Ketika Muawiyah membangun istana hijaunya, Al Khizra, salah satu ahlus shuffah (sahabat Nabi SAW yang tinggal di serambi Masjid Nabawi) ini mengkritik khalifah, "Kalau Anda membangun istana ini dari uang negara, berarti Anda telah menyalahgunakan uang negara. Kalau Anda membangunnya dengan uang Anda sendiri, berarti Anda melakukan 'israf' (pemborosan)." Muawiyah hanya terpesona dan tidak menjawab peringatan itu.
Muawiyah berusaha keras agar Abu Dzar al-Ghifari tidak meneruskan ajarannya. Tapi penganjur egaliterisme itu tetap pada prinsipnya. Muawiyah kemudian mengatur sebuah diskusi antara Abizar dan ahli-ahli agama. Sayang, pendapat para ahli itu tidak memengaruhinya.
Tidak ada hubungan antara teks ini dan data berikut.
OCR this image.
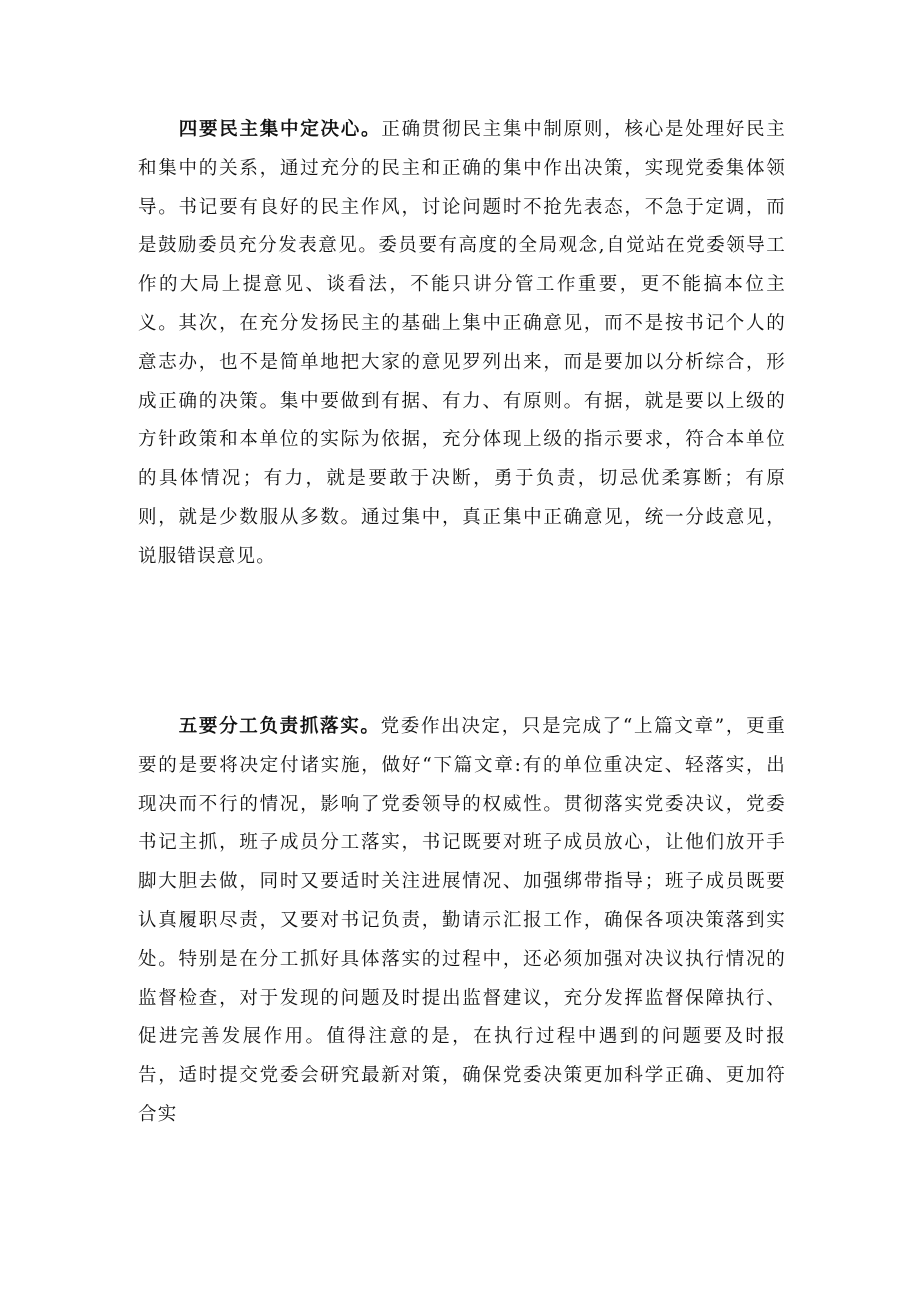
四要民主集中定决心。正确贯彻民主集中制原则，核心是处理好民主和集中的关系，通过充分的民主和正确的集中作出决策，实现党委集体领导。书记要有良好的民主作风，讨论问题时不抢先表态，不急于定调，而是鼓励委员充分发表意见。委员要有高度的全局观念,自觉站在党委领导工作的大局上提意见、谈看法，不能只讲分管工作重要，更不能搞本位主义。其次，在充分发扬民主的基础上集中正确意见，而不是按书记个人的意志办，也不是简单地把大家的意见罗列出来，而是要加以分析综合，形成正确的决策。集中要做到有据、有力、有原则。有据，就是要以上级的方针政策和本单位的实际为依据，充分体现上级的指示要求，符合本单位的具体情况；有力，就是要敢于决断，勇于负责，切忌优柔寡断；有原则，就是少数服从多数。通过集中，真正集中正确意见，统一分歧意见，说服错误意见。

五要分工负责抓落实。党委作出决定，只是完成了“上篇文章”，更重要的是要将决定付诸实施，做好“下篇文章:有的单位重决定、轻落实，出现决而不行的情况，影响了党委领导的权威性。贯彻落实党委决议，党委书记主抓，班子成员分工落实，书记既要对班子成员放心，让他们放开手脚大胆去做，同时又要适时关注进展情况、加强绑带指导；班子成员既要认真履职尽责，又要对书记负责，勤请示汇报工作，确保各项决策落到实处。特别是在分工抓好具体落实的过程中，还必须加强对决议执行情况的监督检查，对于发现的问题及时提出监督建议，充分发挥监督保障执行、促进完善发展作用。值得注意的是，在执行过程中遇到的问题要及时报告，适时提交党委会研究最新对策，确保党委决策更加科学正确、更加符合实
Muawiyah melarang rakyat berhubungan atau mendengarkan pengajaran salah satu sahabat yang ikut dalam penaklukan Mesir, pada masa khalifah Umar bin Khattab ini. Kendati demikian, rakyat tetap berduyun-duyun meminta nasihatnya.
Akhirnya Muawiyah mengadu kepada khalifah Usman. Ia mengatakan bahwa Abu Dzar al-Ghifari mengajarkan kebencian kelas di Syria, hal yang dianggapnya dapat membawa akibat yang serius.
Lantas Khalifah Utsman memanggil Abu Dzar al-Ghifari ke Madinah. Dengan bijak dan lembut, ditawarinya unta gemuk, yang akan mencukupi kebutuhan susunya tiap pagi dan sore.
Tapi apa jawaban Abu Dzar, "Aku tak perlu akan dunia tuan-tuan!" tegas Abu Dzar.
Keberanian dan ketegasan sikap Abizar ini mengilhami tokoh-tokoh besar selanjutnya, seperti Hasan Basri, Ahmad bin Hanbal, Ibnu Taimiyah, dan lainnya. Karena itulah, tak berlebihan jika sahabat Ali RA, pernah berkata: "Saat ini, tidak ada satu orang pun di dunia, kecuali Abu Dzar, yang tidak takut kepada semburan tuduhan yang diucapkan oleh penjahat agama, bahkan saya sendiri pun bukan yang terkecuali."
(tulisan kedua setelah Kisah Sahabat Nabi Abu Dzar al-Ghifari, Penyamun yang Jadi Muslim Revolusioner dan Gemparkan Makkah (I))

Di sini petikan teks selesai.